Entre 15 et 20 millions d'hectares de terres arables des pays en développement ont été négociés depuis 2006, privant nombre de paysans de leur principale source de subsistance, s'est alarmé, lundi, le rapporteur de l'ONU (Organisation des Nations unies) pour le droit à l'alimentation, Olivier de Schutter.
« Certaines estimations conduisent à la conclusion que depuis 2006, entre 15 et 20 millions d'hectares de terre ont fait l'objet de négociations », a-t-il expliqué en présentant un rapport sur la question lors d'un point de presse.
Cette surface correspond « à la totalité des terres agricoles de la France et à un cinquième de celles de toute l'Union européenne », selon le rapport.
« Je suis extrêmement dubitatif et inquiet de voir que l'on a des transactions sur de très larges surfaces de terre qui vont mettre en danger la possibilité pour (les paysans) de continuer de subsister de la terre dont ils dépendent », a déploré l'expert.

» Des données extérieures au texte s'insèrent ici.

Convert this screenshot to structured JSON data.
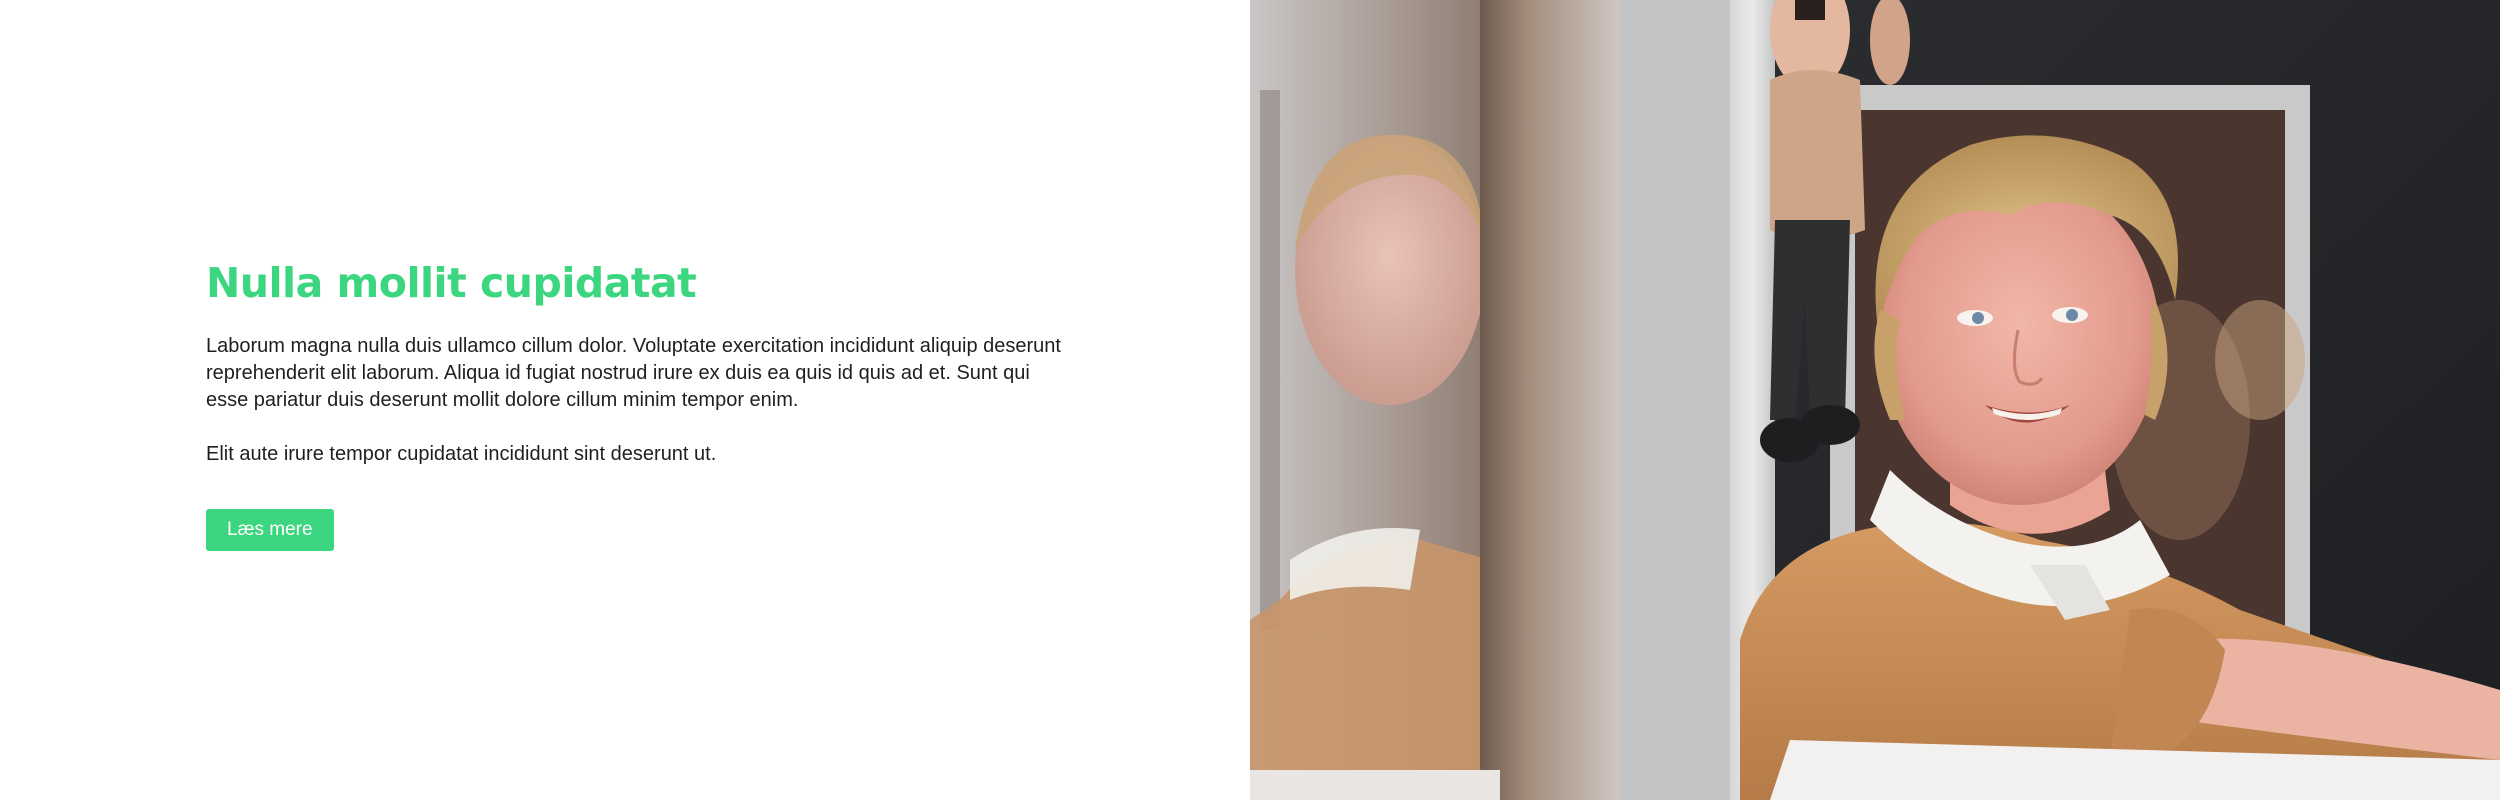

Beaucoup de ces négociations qui concernent des achats ou des locations de longue durée de terres en Afrique subsaharienne, Europe de l'Est, Asie et Amérique latine « se poursuivent tandis que quelques-unes ont abouti à une prise de possession littérale d'investisseurs étrangers », a ajouté Olivier de Schutter.

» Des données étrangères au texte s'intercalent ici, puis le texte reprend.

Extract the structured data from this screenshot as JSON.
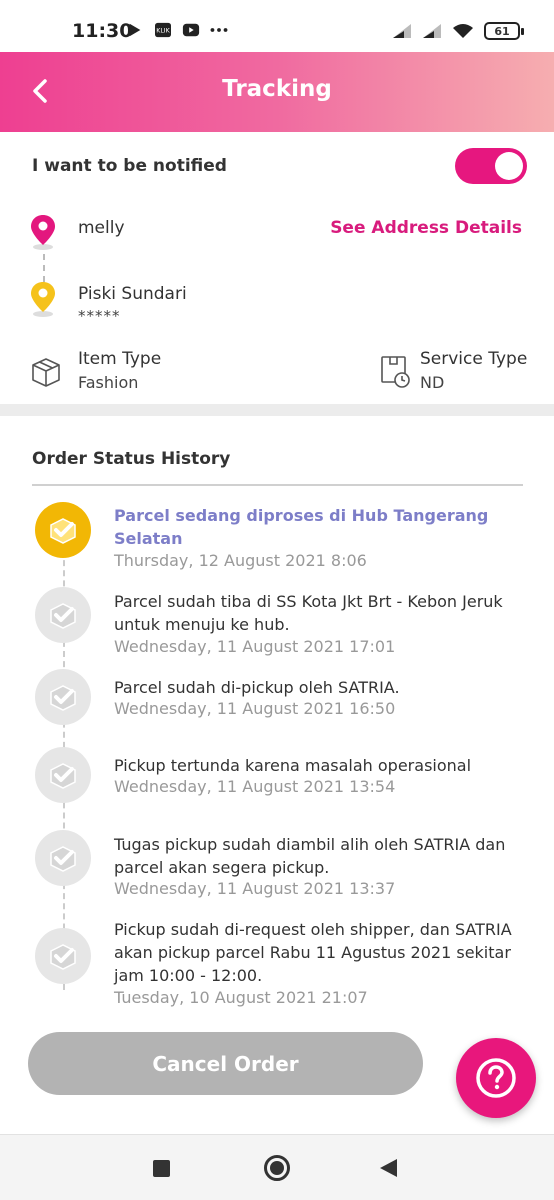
{
  "status_bar": {
    "time": "11:30",
    "battery": "61",
    "left_icons": [
      "play-store-icon",
      "klik-icon",
      "youtube-icon",
      "more-dots-icon"
    ],
    "right_icons": [
      "signal-1-icon",
      "signal-2-icon",
      "wifi-icon",
      "battery-icon"
    ]
  },
  "header": {
    "title": "Tracking",
    "gradient": [
      "#ee3f91",
      "#f6aeb0"
    ]
  },
  "notify": {
    "label": "I want to be notified",
    "enabled": true
  },
  "sender": {
    "name": "melly",
    "pin_color": "#e3177e"
  },
  "address_link": "See Address Details",
  "receiver": {
    "name": "Piski Sundari",
    "detail": "*****",
    "pin_color": "#f5c21b"
  },
  "item_type": {
    "label": "Item Type",
    "value": "Fashion"
  },
  "service_type": {
    "label": "Service Type",
    "value": "ND"
  },
  "order_status": {
    "title": "Order Status History",
    "entries": [
      {
        "text": "Parcel sedang diproses di Hub Tangerang Selatan",
        "time": "Thursday, 12 August 2021 8:06",
        "active": true
      },
      {
        "text": "Parcel sudah tiba di SS Kota Jkt Brt - Kebon Jeruk untuk menuju ke hub.",
        "time": "Wednesday, 11 August 2021 17:01",
        "active": false
      },
      {
        "text": "Parcel sudah di-pickup oleh SATRIA.",
        "time": "Wednesday, 11 August 2021 16:50",
        "active": false
      },
      {
        "text": "Pickup tertunda karena masalah operasional",
        "time": "Wednesday, 11 August 2021 13:54",
        "active": false
      },
      {
        "text": "Tugas pickup sudah diambil alih oleh SATRIA dan parcel akan segera pickup.",
        "time": "Wednesday, 11 August 2021 13:37",
        "active": false
      },
      {
        "text": "Pickup sudah di-request oleh shipper, dan SATRIA akan pickup parcel Rabu 11 Agustus 2021 sekitar jam 10:00 - 12:00.",
        "time": "Tuesday, 10 August 2021 21:07",
        "active": false
      }
    ]
  },
  "cancel_button": "Cancel Order",
  "help_button_icon": "help-question-icon",
  "accent_color": "#e6177f"
}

Ces captations posent de nombreux problèmes pour les droits de l'homme et notamment les droits à la terre et à l'alimentation, remarque-t-il.
D'une part, l'arrivée d'investisseurs étrangers augmente la spéculation sur les terres en éveillant l'intérêt des élites locales, qui diminue de fait les possibilités d'accès à la propriété des paysans.

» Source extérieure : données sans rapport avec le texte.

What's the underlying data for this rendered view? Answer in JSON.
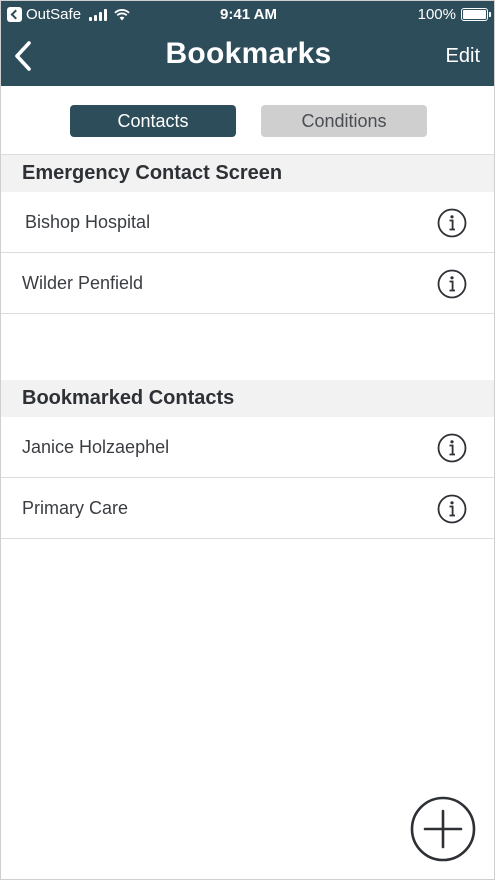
{
  "status_bar": {
    "carrier": "OutSafe",
    "time": "9:41 AM",
    "battery": "100%"
  },
  "nav": {
    "title": "Bookmarks",
    "edit_label": "Edit",
    "back_icon": "chevron-left-icon"
  },
  "tabs": [
    {
      "label": "Contacts",
      "selected": true
    },
    {
      "label": "Conditions",
      "selected": false
    }
  ],
  "sections": [
    {
      "title": "Emergency Contact Screen",
      "items": [
        {
          "label": "Bishop Hospital",
          "icon": "info-icon"
        },
        {
          "label": "Wilder Penfield",
          "icon": "info-icon"
        }
      ]
    },
    {
      "title": "Bookmarked Contacts",
      "items": [
        {
          "label": "Janice Holzaephel",
          "icon": "info-icon"
        },
        {
          "label": "Primary Care",
          "icon": "info-icon"
        }
      ]
    }
  ],
  "add_button": {
    "icon": "plus-circle-icon"
  },
  "colors": {
    "header": "#2e4d5b",
    "tab_selected": "#2e4d5b",
    "tab_unselected": "#cfcfcf",
    "section_bg": "#f2f2f2"
  }
}
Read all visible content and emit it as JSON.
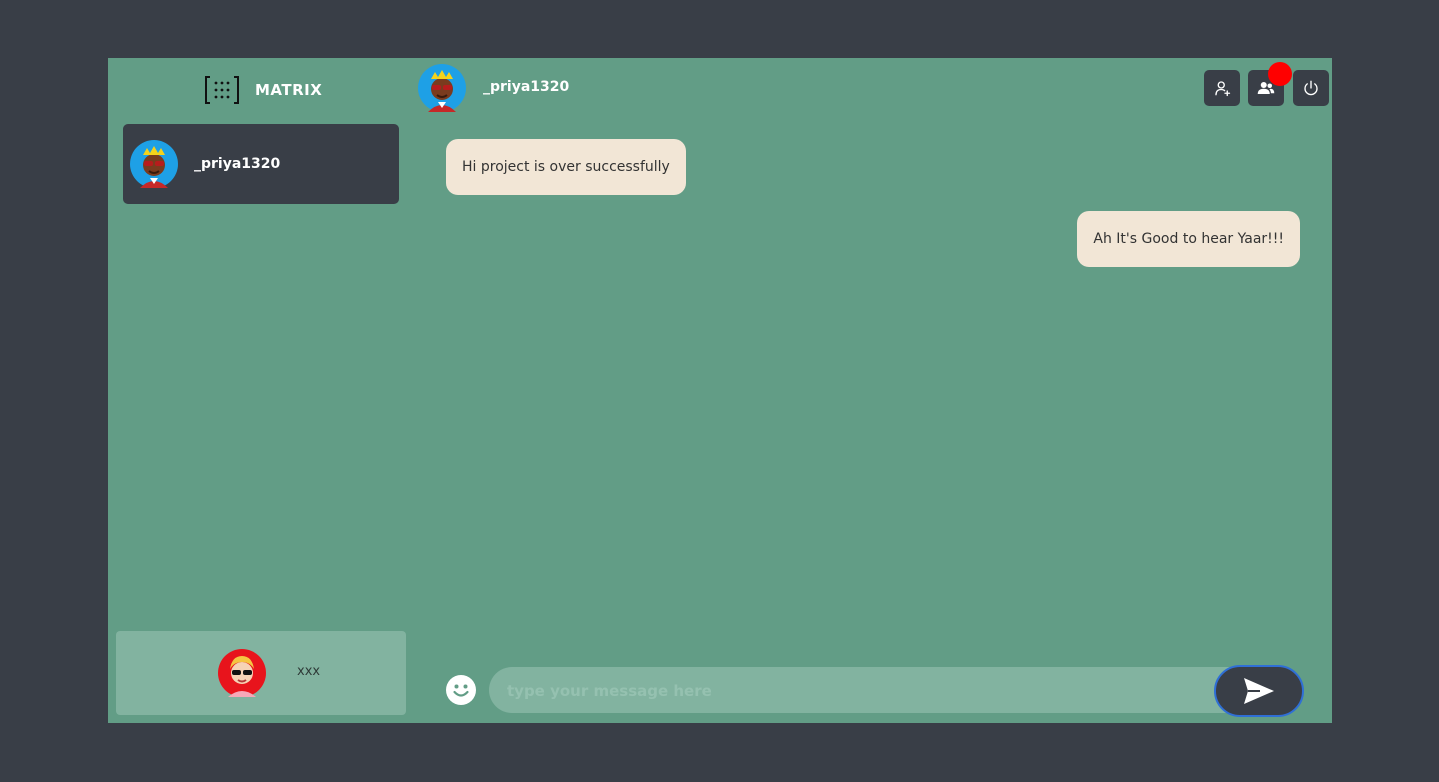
{
  "brand": {
    "name": "MATRIX",
    "logo_icon": "matrix-brackets-icon"
  },
  "contacts": [
    {
      "name": "_priya1320",
      "avatar_icon": "avatar-crown-sunglasses-icon",
      "selected": true
    }
  ],
  "current_user": {
    "name": "xxx",
    "avatar_icon": "avatar-blonde-sunglasses-icon"
  },
  "chat": {
    "header": {
      "name": "_priya1320",
      "avatar_icon": "avatar-crown-sunglasses-icon"
    },
    "messages": [
      {
        "direction": "incoming",
        "text": "Hi project is over successfully"
      },
      {
        "direction": "outgoing",
        "text": "Ah It's Good to hear Yaar!!!"
      }
    ],
    "composer": {
      "placeholder": "type your message here",
      "value": ""
    }
  },
  "header_actions": [
    {
      "name": "add-contact",
      "icon": "user-plus-icon"
    },
    {
      "name": "contacts",
      "icon": "users-icon",
      "has_notification": true
    },
    {
      "name": "logout",
      "icon": "power-icon"
    }
  ],
  "colors": {
    "background": "#393e47",
    "app_panel": "#629d86",
    "dark": "#393e47",
    "bubble": "#f2e6d6",
    "notification": "#ff0000",
    "send_border": "#2f6fd6"
  }
}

D'autre part, elle pose le problème délicat de la subsistance des petits producteurs, car la plupart des terres acquises servent à la production de biens pour l'exportation.
En outre, si un investisseur se mettait à vendre à bas prix sur les marchés locaux, « cela aura un impact considérable sur les petits paysans locaux qui verront leurs moyens de subsistance diminuer », met-il en avant.
Pour Olivier de Schutter, l'arrivée d'investisseurs étrangers pourrait toutefois présenter des « avantages » si ces derniers privilégiaient au rachat « des modèles contractuels qui n'impliquent pas de transfert sur les droits de propriété de la terre ».